Environmental groups are replicating that strategy in Colorado, which has passed five local-level fracking bans or moratoria since 2012. Now, in California, they are testing whether they can gain greater restrictions on oil and gas by linking conventional energy extraction with the more controversial fracking.
Already, Mendocino County has proposed a slightly watered-down version of the San Benito and Santa Barbara ballot measures. Meanwhile, Butte County is preparing to bring the same sort of initiative before voters in 2016. And last spring, the L.A. Times reported that more than 60 other communities are also considering bans or moratoria.
These efforts overlook that California already has some of the most rigorous anti-fracking restrictions in the nation, Lockhart says. Last year, California lawmakers passed Senate Bill 4, which, among other requirements, compels energy companies to disclose all chemicals used in fracking and conduct well-integrity and water-quality tests before, during, and after the fracturing process and mandates a statewide environmental-impact report.

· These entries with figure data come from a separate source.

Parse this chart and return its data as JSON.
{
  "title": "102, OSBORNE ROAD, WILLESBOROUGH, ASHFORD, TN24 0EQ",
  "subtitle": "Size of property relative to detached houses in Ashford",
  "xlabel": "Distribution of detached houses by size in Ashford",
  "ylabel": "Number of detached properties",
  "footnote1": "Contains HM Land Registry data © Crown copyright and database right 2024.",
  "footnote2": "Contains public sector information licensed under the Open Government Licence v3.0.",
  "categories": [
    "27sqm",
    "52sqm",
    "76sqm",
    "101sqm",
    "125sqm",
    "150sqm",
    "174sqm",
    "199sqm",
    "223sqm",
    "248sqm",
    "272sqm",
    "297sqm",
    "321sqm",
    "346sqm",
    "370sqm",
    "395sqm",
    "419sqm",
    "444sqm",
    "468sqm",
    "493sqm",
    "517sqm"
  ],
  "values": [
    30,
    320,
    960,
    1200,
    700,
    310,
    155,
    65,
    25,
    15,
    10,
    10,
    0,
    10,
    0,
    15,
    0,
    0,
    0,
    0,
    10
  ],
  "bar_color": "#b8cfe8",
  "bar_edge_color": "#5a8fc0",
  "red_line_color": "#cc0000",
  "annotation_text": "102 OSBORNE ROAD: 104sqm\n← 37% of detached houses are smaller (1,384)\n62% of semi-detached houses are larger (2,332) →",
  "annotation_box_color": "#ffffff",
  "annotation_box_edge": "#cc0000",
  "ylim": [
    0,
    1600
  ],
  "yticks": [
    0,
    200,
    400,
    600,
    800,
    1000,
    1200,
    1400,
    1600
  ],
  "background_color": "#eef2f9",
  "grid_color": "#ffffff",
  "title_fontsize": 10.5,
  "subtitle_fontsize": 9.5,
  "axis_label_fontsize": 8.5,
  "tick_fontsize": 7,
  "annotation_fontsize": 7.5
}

Efforts to limit energy production in California carry their own risks, Lockhart says. Already the state consumes all the oil and gas it produces, and it continues to rely on energy brought in from other states and countries. “There are special interests looking to stop domestic oil production that will result in more oil consumption produced under lesser standards,” she says.
Though the fate of the two ballot measures won’t be determined for two weeks, it’s already clear that environmental groups nationwide will be closely watching the outcomes in San Benito and Santa Barbara. If they can succeed in imposing ambitious restrictions on the energy industry by exploiting voters’ knee-jerk discomfort with fracking, expect to see similar initiatives mounted soon in the rest of California and beyond.
— Jillian Kay Melchior writes for National Review as a Thomas L. Rhodes Fellow for the Franklin Center. She is also a senior fellow at the Independent Women’s Forum.